Unsung Composers

The Music => Recordings & Broadcasts => Topic started by: Droosbury on Saturday 18 February 2023, 14:26

Title: Johanna Müller-Hermann on BBC Radio 3
Post by: Droosbury on Saturday 18 February 2023, 14:26
I don't think that this has been flagged up yet, but Johanna Müller-Hermann is to be Composer of the Week on BBC Radio 3 beginning on Monday 6 March. Her teachers included Labor, Zemlinsky and Foerster and she went on to a distinguished teaching career of her own at the Neues Wiener Konservatorium. Full details of the five programmes (including much music that I've not yet heard) can be found here:

https://www.bbc.co.uk/programmes/m001jlgh
Title: Re: Johanna Müller-Hermann on BBC Radio 3
Post by: Wheesht on Sunday 19 February 2023, 18:49
Thank you for mentioning this. I wonder why the wrong birth year 1878 (instead of 1868) keeps cropping up, albeit this time 'only' in the title and not the body of the text on the BBC website. (I also wonder what can have happened to my reply when I first posted it yesterday... it disappeared as if I had never entered it.)
Title: Re: Johanna Müller-Hermann on BBC Radio 3
Post by: Droosbury on Wednesday 22 February 2023, 17:22
It would seem that Wikipedia might be the culprit here (an ever-useful reminder to take its entries with a pinch of salt):

https://en.wikipedia.org/wiki/Johanna_M%C3%BCller-Hermann
Title: Re: Johanna Müller-Hermann on BBC Radio 3
Post by: Ilja on Wednesday 22 February 2023, 19:01
Wikipedia is no more or less susceptible to repeating errors than any work of reference in my experience, but it does have the huge advantage of users being able to correct them.
Title: Re: Johanna Müller-Hermann on BBC Radio 3
Post by: Gareth Vaughan on Wednesday 22 February 2023, 21:47
Quite right, Ilya. I am sure we can all point to egregious errors in very reputable works of reference (Grove, for example).
Title: Re: Johanna Müller-Hermann on BBC Radio 3
Post by: Ilja on Thursday 23 February 2023, 10:29
As an aside (sorry, Alan), the institute where I work has digitized several biographical works of reference over the years; the earliest from the 1710s, the latest from the 1980s, totaling about 120,000 biographies. I've yet to find the first person whose biography is presented consistently and without contradictions across all of them. 

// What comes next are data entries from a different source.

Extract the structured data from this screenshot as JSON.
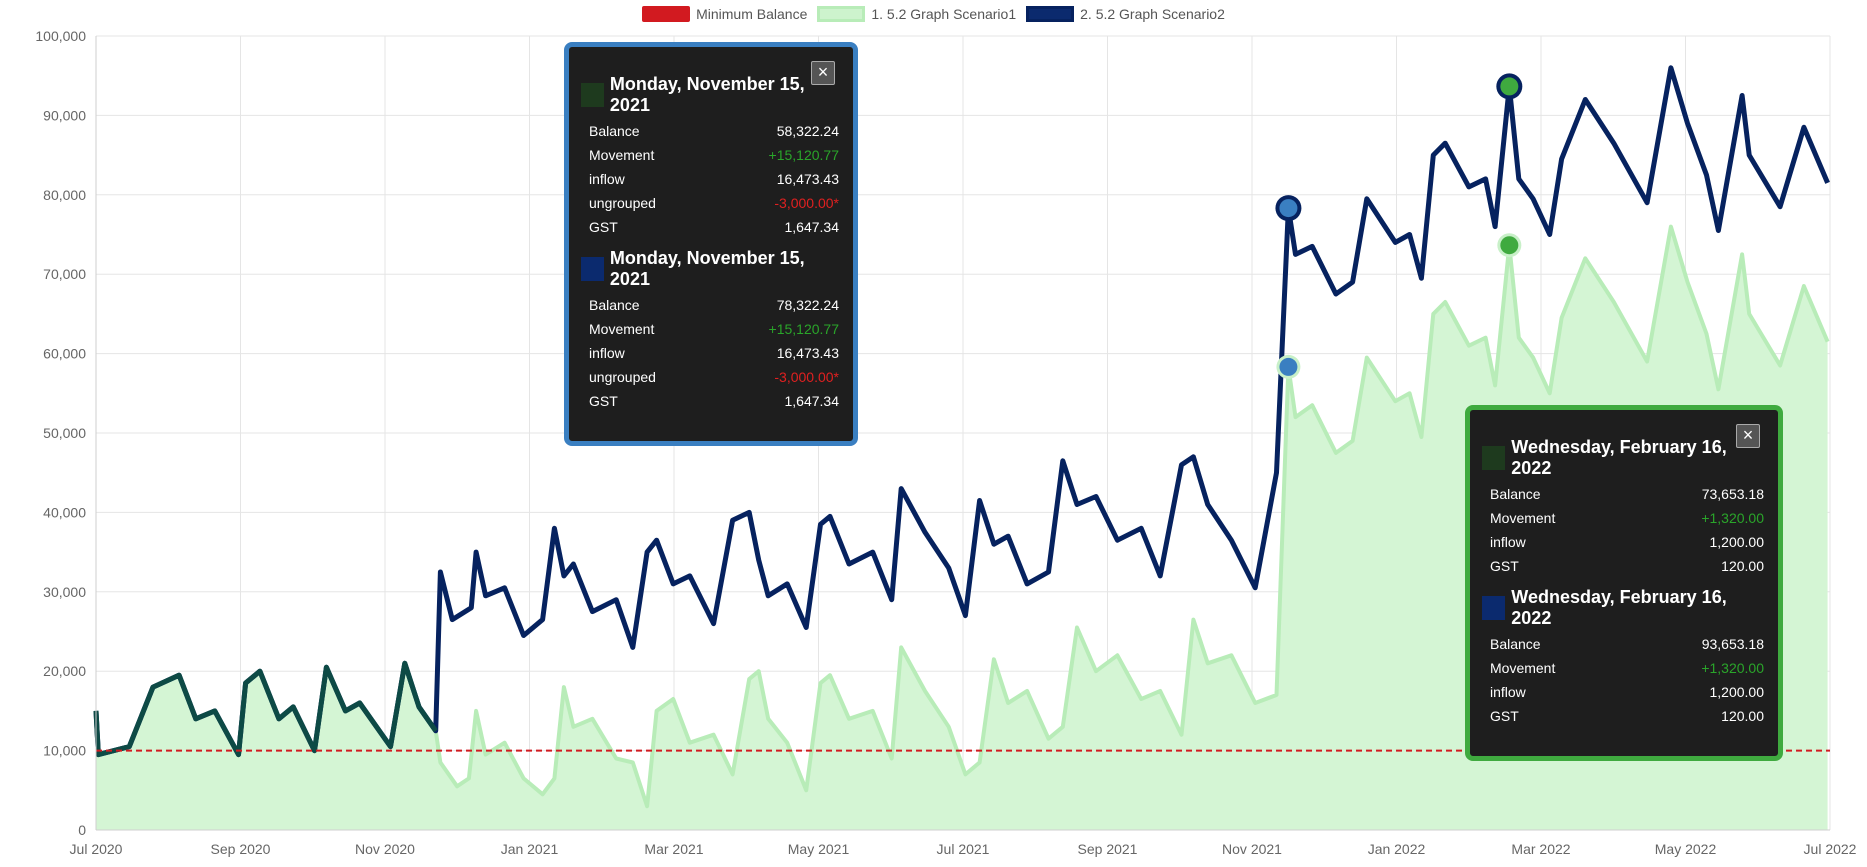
{
  "legend": [
    {
      "label": "Minimum Balance",
      "color": "#d21a20",
      "style": "dashed"
    },
    {
      "label": "1. 5.2 Graph Scenario1",
      "color": "#b8ecb8",
      "style": "fill"
    },
    {
      "label": "2. 5.2 Graph Scenario2",
      "color": "#06225f",
      "style": "line"
    }
  ],
  "chart_data": {
    "type": "line",
    "y_ticks": [
      "0",
      "10,000",
      "20,000",
      "30,000",
      "40,000",
      "50,000",
      "60,000",
      "70,000",
      "80,000",
      "90,000",
      "100,000"
    ],
    "ylim": [
      0,
      100000
    ],
    "x_ticks": [
      "Jul 2020",
      "Sep 2020",
      "Nov 2020",
      "Jan 2021",
      "Mar 2021",
      "May 2021",
      "Jul 2021",
      "Sep 2021",
      "Nov 2021",
      "Jan 2022",
      "Mar 2022",
      "May 2022",
      "Jul 2022"
    ],
    "xlim": [
      "2020-07-01",
      "2022-07-01"
    ],
    "grid": true,
    "minimum_balance": 10000,
    "series": [
      {
        "name": "1. 5.2 Graph Scenario1",
        "color": "#b8ecb8",
        "fill": "#d4f5d4",
        "points": [
          [
            "2020-07-01",
            15000
          ],
          [
            "2020-07-02",
            9500
          ],
          [
            "2020-07-15",
            10500
          ],
          [
            "2020-07-25",
            18000
          ],
          [
            "2020-08-05",
            19500
          ],
          [
            "2020-08-12",
            14000
          ],
          [
            "2020-08-20",
            15000
          ],
          [
            "2020-08-30",
            9500
          ],
          [
            "2020-09-02",
            18500
          ],
          [
            "2020-09-08",
            20000
          ],
          [
            "2020-09-16",
            14000
          ],
          [
            "2020-09-22",
            15500
          ],
          [
            "2020-10-01",
            10000
          ],
          [
            "2020-10-06",
            20500
          ],
          [
            "2020-10-14",
            15000
          ],
          [
            "2020-10-20",
            16000
          ],
          [
            "2020-11-02",
            10500
          ],
          [
            "2020-11-08",
            21000
          ],
          [
            "2020-11-14",
            15500
          ],
          [
            "2020-11-21",
            12500
          ],
          [
            "2020-11-23",
            8500
          ],
          [
            "2020-11-30",
            5500
          ],
          [
            "2020-12-05",
            6500
          ],
          [
            "2020-12-08",
            15000
          ],
          [
            "2020-12-12",
            9500
          ],
          [
            "2020-12-20",
            11000
          ],
          [
            "2020-12-28",
            6500
          ],
          [
            "2021-01-05",
            4500
          ],
          [
            "2021-01-10",
            6500
          ],
          [
            "2021-01-14",
            18000
          ],
          [
            "2021-01-18",
            13000
          ],
          [
            "2021-01-26",
            14000
          ],
          [
            "2021-02-05",
            9000
          ],
          [
            "2021-02-12",
            8500
          ],
          [
            "2021-02-18",
            3000
          ],
          [
            "2021-02-22",
            15000
          ],
          [
            "2021-03-01",
            16500
          ],
          [
            "2021-03-08",
            11000
          ],
          [
            "2021-03-18",
            12000
          ],
          [
            "2021-03-26",
            7000
          ],
          [
            "2021-04-02",
            19000
          ],
          [
            "2021-04-06",
            20000
          ],
          [
            "2021-04-10",
            14000
          ],
          [
            "2021-04-18",
            11000
          ],
          [
            "2021-04-26",
            5000
          ],
          [
            "2021-05-02",
            18500
          ],
          [
            "2021-05-06",
            19500
          ],
          [
            "2021-05-14",
            14000
          ],
          [
            "2021-05-24",
            15000
          ],
          [
            "2021-06-01",
            9000
          ],
          [
            "2021-06-05",
            23000
          ],
          [
            "2021-06-15",
            17500
          ],
          [
            "2021-06-25",
            13000
          ],
          [
            "2021-07-02",
            7000
          ],
          [
            "2021-07-08",
            8500
          ],
          [
            "2021-07-14",
            21500
          ],
          [
            "2021-07-20",
            16000
          ],
          [
            "2021-07-28",
            17500
          ],
          [
            "2021-08-06",
            11500
          ],
          [
            "2021-08-12",
            13000
          ],
          [
            "2021-08-18",
            25500
          ],
          [
            "2021-08-26",
            20000
          ],
          [
            "2021-09-04",
            22000
          ],
          [
            "2021-09-14",
            16500
          ],
          [
            "2021-09-22",
            17500
          ],
          [
            "2021-10-01",
            12000
          ],
          [
            "2021-10-06",
            26500
          ],
          [
            "2021-10-12",
            21000
          ],
          [
            "2021-10-22",
            22000
          ],
          [
            "2021-11-01",
            16000
          ],
          [
            "2021-11-10",
            17000
          ],
          [
            "2021-11-15",
            58322
          ],
          [
            "2021-11-18",
            52000
          ],
          [
            "2021-11-25",
            53500
          ],
          [
            "2021-12-05",
            47500
          ],
          [
            "2021-12-12",
            49000
          ],
          [
            "2021-12-18",
            59500
          ],
          [
            "2021-12-30",
            54000
          ],
          [
            "2022-01-05",
            55000
          ],
          [
            "2022-01-10",
            49500
          ],
          [
            "2022-01-15",
            65000
          ],
          [
            "2022-01-20",
            66500
          ],
          [
            "2022-01-30",
            61000
          ],
          [
            "2022-02-06",
            62000
          ],
          [
            "2022-02-10",
            56000
          ],
          [
            "2022-02-16",
            73653
          ],
          [
            "2022-02-20",
            62000
          ],
          [
            "2022-02-26",
            59500
          ],
          [
            "2022-03-05",
            55000
          ],
          [
            "2022-03-10",
            64500
          ],
          [
            "2022-03-20",
            72000
          ],
          [
            "2022-04-01",
            66500
          ],
          [
            "2022-04-15",
            59000
          ],
          [
            "2022-04-25",
            76000
          ],
          [
            "2022-05-02",
            69000
          ],
          [
            "2022-05-10",
            62500
          ],
          [
            "2022-05-15",
            55500
          ],
          [
            "2022-05-25",
            72500
          ],
          [
            "2022-05-28",
            65000
          ],
          [
            "2022-06-10",
            58500
          ],
          [
            "2022-06-20",
            68500
          ],
          [
            "2022-06-30",
            61500
          ]
        ]
      },
      {
        "name": "2. 5.2 Graph Scenario2",
        "color": "#06225f",
        "points": [
          [
            "2020-07-01",
            15000
          ],
          [
            "2020-07-02",
            9500
          ],
          [
            "2020-07-15",
            10500
          ],
          [
            "2020-07-25",
            18000
          ],
          [
            "2020-08-05",
            19500
          ],
          [
            "2020-08-12",
            14000
          ],
          [
            "2020-08-20",
            15000
          ],
          [
            "2020-08-30",
            9500
          ],
          [
            "2020-09-02",
            18500
          ],
          [
            "2020-09-08",
            20000
          ],
          [
            "2020-09-16",
            14000
          ],
          [
            "2020-09-22",
            15500
          ],
          [
            "2020-10-01",
            10000
          ],
          [
            "2020-10-06",
            20500
          ],
          [
            "2020-10-14",
            15000
          ],
          [
            "2020-10-20",
            16000
          ],
          [
            "2020-11-02",
            10500
          ],
          [
            "2020-11-08",
            21000
          ],
          [
            "2020-11-14",
            15500
          ],
          [
            "2020-11-21",
            12500
          ],
          [
            "2020-11-23",
            32500
          ],
          [
            "2020-11-28",
            26500
          ],
          [
            "2020-12-06",
            28000
          ],
          [
            "2020-12-08",
            35000
          ],
          [
            "2020-12-12",
            29500
          ],
          [
            "2020-12-20",
            30500
          ],
          [
            "2020-12-28",
            24500
          ],
          [
            "2021-01-05",
            26500
          ],
          [
            "2021-01-10",
            38000
          ],
          [
            "2021-01-14",
            32000
          ],
          [
            "2021-01-18",
            33500
          ],
          [
            "2021-01-26",
            27500
          ],
          [
            "2021-02-05",
            29000
          ],
          [
            "2021-02-12",
            23000
          ],
          [
            "2021-02-18",
            35000
          ],
          [
            "2021-02-22",
            36500
          ],
          [
            "2021-03-01",
            31000
          ],
          [
            "2021-03-08",
            32000
          ],
          [
            "2021-03-18",
            26000
          ],
          [
            "2021-03-26",
            39000
          ],
          [
            "2021-04-02",
            40000
          ],
          [
            "2021-04-06",
            34000
          ],
          [
            "2021-04-10",
            29500
          ],
          [
            "2021-04-18",
            31000
          ],
          [
            "2021-04-26",
            25500
          ],
          [
            "2021-05-02",
            38500
          ],
          [
            "2021-05-06",
            39500
          ],
          [
            "2021-05-14",
            33500
          ],
          [
            "2021-05-24",
            35000
          ],
          [
            "2021-06-01",
            29000
          ],
          [
            "2021-06-05",
            43000
          ],
          [
            "2021-06-15",
            37500
          ],
          [
            "2021-06-25",
            33000
          ],
          [
            "2021-07-02",
            27000
          ],
          [
            "2021-07-08",
            41500
          ],
          [
            "2021-07-14",
            36000
          ],
          [
            "2021-07-20",
            37000
          ],
          [
            "2021-07-28",
            31000
          ],
          [
            "2021-08-06",
            32500
          ],
          [
            "2021-08-12",
            46500
          ],
          [
            "2021-08-18",
            41000
          ],
          [
            "2021-08-26",
            42000
          ],
          [
            "2021-09-04",
            36500
          ],
          [
            "2021-09-14",
            38000
          ],
          [
            "2021-09-22",
            32000
          ],
          [
            "2021-10-01",
            46000
          ],
          [
            "2021-10-06",
            47000
          ],
          [
            "2021-10-12",
            41000
          ],
          [
            "2021-10-22",
            36500
          ],
          [
            "2021-11-01",
            30500
          ],
          [
            "2021-11-10",
            45000
          ],
          [
            "2021-11-15",
            78322
          ],
          [
            "2021-11-18",
            72500
          ],
          [
            "2021-11-25",
            73500
          ],
          [
            "2021-12-05",
            67500
          ],
          [
            "2021-12-12",
            69000
          ],
          [
            "2021-12-18",
            79500
          ],
          [
            "2021-12-30",
            74000
          ],
          [
            "2022-01-05",
            75000
          ],
          [
            "2022-01-10",
            69500
          ],
          [
            "2022-01-15",
            85000
          ],
          [
            "2022-01-20",
            86500
          ],
          [
            "2022-01-30",
            81000
          ],
          [
            "2022-02-06",
            82000
          ],
          [
            "2022-02-10",
            76000
          ],
          [
            "2022-02-16",
            93653
          ],
          [
            "2022-02-20",
            82000
          ],
          [
            "2022-02-26",
            79500
          ],
          [
            "2022-03-05",
            75000
          ],
          [
            "2022-03-10",
            84500
          ],
          [
            "2022-03-20",
            92000
          ],
          [
            "2022-04-01",
            86500
          ],
          [
            "2022-04-15",
            79000
          ],
          [
            "2022-04-25",
            96000
          ],
          [
            "2022-05-02",
            89000
          ],
          [
            "2022-05-10",
            82500
          ],
          [
            "2022-05-15",
            75500
          ],
          [
            "2022-05-25",
            92500
          ],
          [
            "2022-05-28",
            85000
          ],
          [
            "2022-06-10",
            78500
          ],
          [
            "2022-06-20",
            88500
          ],
          [
            "2022-06-30",
            81500
          ]
        ]
      }
    ],
    "highlighted_points": [
      {
        "date": "2021-11-15",
        "value": 58322.24,
        "series": "1. 5.2 Graph Scenario1",
        "color": "#3a7fc1"
      },
      {
        "date": "2021-11-15",
        "value": 78322.24,
        "series": "2. 5.2 Graph Scenario2",
        "color": "#3a7fc1"
      },
      {
        "date": "2022-02-16",
        "value": 73653.18,
        "series": "1. 5.2 Graph Scenario1",
        "color": "#3faa3f"
      },
      {
        "date": "2022-02-16",
        "value": 93653.18,
        "series": "2. 5.2 Graph Scenario2",
        "color": "#3faa3f"
      }
    ]
  },
  "tooltips": [
    {
      "close": "×",
      "sections": [
        {
          "title": "Monday, November 15, 2021",
          "swatch": "#1e3a1e",
          "rows": [
            [
              "Balance",
              "58,322.24",
              ""
            ],
            [
              "Movement",
              "+15,120.77",
              "pos"
            ],
            [
              "inflow",
              "16,473.43",
              ""
            ],
            [
              "ungrouped",
              "-3,000.00*",
              "neg"
            ],
            [
              "GST",
              "1,647.34",
              ""
            ]
          ]
        },
        {
          "title": "Monday, November 15, 2021",
          "swatch": "#0b2a6e",
          "rows": [
            [
              "Balance",
              "78,322.24",
              ""
            ],
            [
              "Movement",
              "+15,120.77",
              "pos"
            ],
            [
              "inflow",
              "16,473.43",
              ""
            ],
            [
              "ungrouped",
              "-3,000.00*",
              "neg"
            ],
            [
              "GST",
              "1,647.34",
              ""
            ]
          ]
        }
      ]
    },
    {
      "close": "×",
      "sections": [
        {
          "title": "Wednesday, February 16, 2022",
          "swatch": "#1e3a1e",
          "rows": [
            [
              "Balance",
              "73,653.18",
              ""
            ],
            [
              "Movement",
              "+1,320.00",
              "pos"
            ],
            [
              "inflow",
              "1,200.00",
              ""
            ],
            [
              "GST",
              "120.00",
              ""
            ]
          ]
        },
        {
          "title": "Wednesday, February 16, 2022",
          "swatch": "#0b2a6e",
          "rows": [
            [
              "Balance",
              "93,653.18",
              ""
            ],
            [
              "Movement",
              "+1,320.00",
              "pos"
            ],
            [
              "inflow",
              "1,200.00",
              ""
            ],
            [
              "GST",
              "120.00",
              ""
            ]
          ]
        }
      ]
    }
  ]
}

That is not necessarily an accusation against the editors of biographical works of reference: lives are complicated and multi-faceted, new information can reveal itself, and an eighteenth-century person is bound to set different priorities than someone from the twentieth century. But it does emphasize how a medium like Wikipedia, where information cannot only be adjusted but adjustments can always be tracked, is so valuable.